The brain-gut connection is also a potential target. “Engineered gut bacteria may be used for neurologic and behavioral disorders,” Silver explained. Skin and oral bacteria also offer potential routes for therapies.
Chang’s team now hopes to follow in the footsteps of Synlogic to evaluate the efficacy, safety, and stability of their engineered probiotic bacteria through clinical trials. Silver’s group hopes to turn their sensor bacteria into therapeutic-producers.
Although engineering bacteria as therapeutics is still in its infancy and there are challenges to getting it into the clinic, the technology is already proving to be a powerful tool with the potential to treat conditions that other therapies cannot touch.
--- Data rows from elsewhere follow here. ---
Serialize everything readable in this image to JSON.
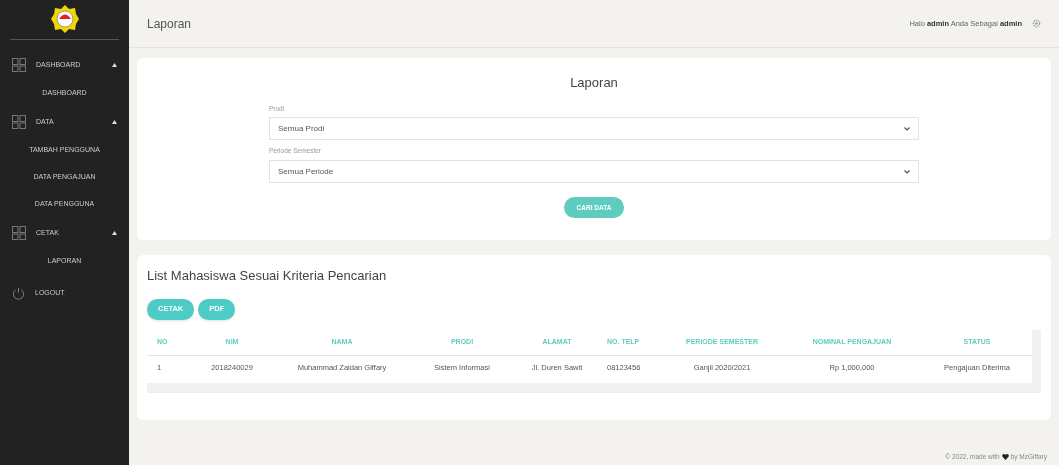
{
  "sidebar": {
    "groups": [
      {
        "label": "DASHBOARD",
        "expanded": true,
        "items": [
          "DASHBOARD"
        ]
      },
      {
        "label": "DATA",
        "expanded": true,
        "items": [
          "TAMBAH PENGGUNA",
          "DATA PENGAJUAN",
          "DATA PENGGUNA"
        ]
      },
      {
        "label": "CETAK",
        "expanded": true,
        "items": [
          "LAPORAN"
        ]
      }
    ],
    "logout": "LOGOUT"
  },
  "header": {
    "title": "Laporan",
    "greeting": "Halo **admin** Anda Sebagai **admin**"
  },
  "filter_card": {
    "title": "Laporan",
    "fields": [
      {
        "label": "Prodi",
        "value": "Semua Prodi"
      },
      {
        "label": "Periode Semester",
        "value": "Semua Periode"
      }
    ],
    "button": "CARI DATA"
  },
  "results": {
    "title": "List Mahasiswa Sesuai Kriteria Pencarian",
    "buttons": [
      "CETAK",
      "PDF"
    ],
    "table": {
      "columns": [
        "NO",
        "NIM",
        "NAMA",
        "PRODI",
        "ALAMAT",
        "NO. TELP",
        "PERIODE SEMESTER",
        "NOMINAL PENGAJUAN",
        "STATUS"
      ],
      "rows": [
        [
          "1",
          "2018240029",
          "Muhammad Zaidan Giffary",
          "Sistem Informasi",
          "Jl. Duren Sawit",
          "08123456",
          "Ganjil 2020/2021",
          "Rp 1,000,000",
          "Pengajuan Diterima"
        ]
      ]
    }
  },
  "footer": {
    "before": "© 2022, made with",
    "after": "by MzGiffary"
  }
}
1. I.Y. Hwang et al., “Engineered probiotic Escherichia coli can eliminate and prevent pseudomonas aeruginosa gut infection in animal models,” Nat Commun, 8:15028, 2017.
2. C.L. Ho et al., “Engineered commensal microbes for diet-mediated colorectal-cancer chemoprevention,” Nat Biomed Eng, 2(1):27-37, 2018.
3. M.R. Charbonneau et al., “Developing a new class of engineered live bacterial therapeutics to treat human diseases,” Nat Commun, 11:1738, 2020.
4. Y-J. Zhang et al., “Impacts of gut bacteria on human health and diseases,” Int J Mol Sci, 16(4):7493-519, 2015.
5. F. Scaldaferri et al., “Role and mechanisms of action of Escherichia coli Nissle 1917 in the maintenance of remission in ulcerative colitis patients: An update,” World J Gastroenterol, 22(24):5505–11, 2016.
6. N. Saeidi et al., “Engineering microbes to sense and eradicate Pseudomonas aeruginosa, a human pathogen,” Mol Syst Biol, 7:521, 2011.
7. D.T. Riglar et al., “Engineered bacteria can function in the mammalian gut long-term as live diagnostics of inflammation,” Nat Biotechnol, 35:653-58, 2017.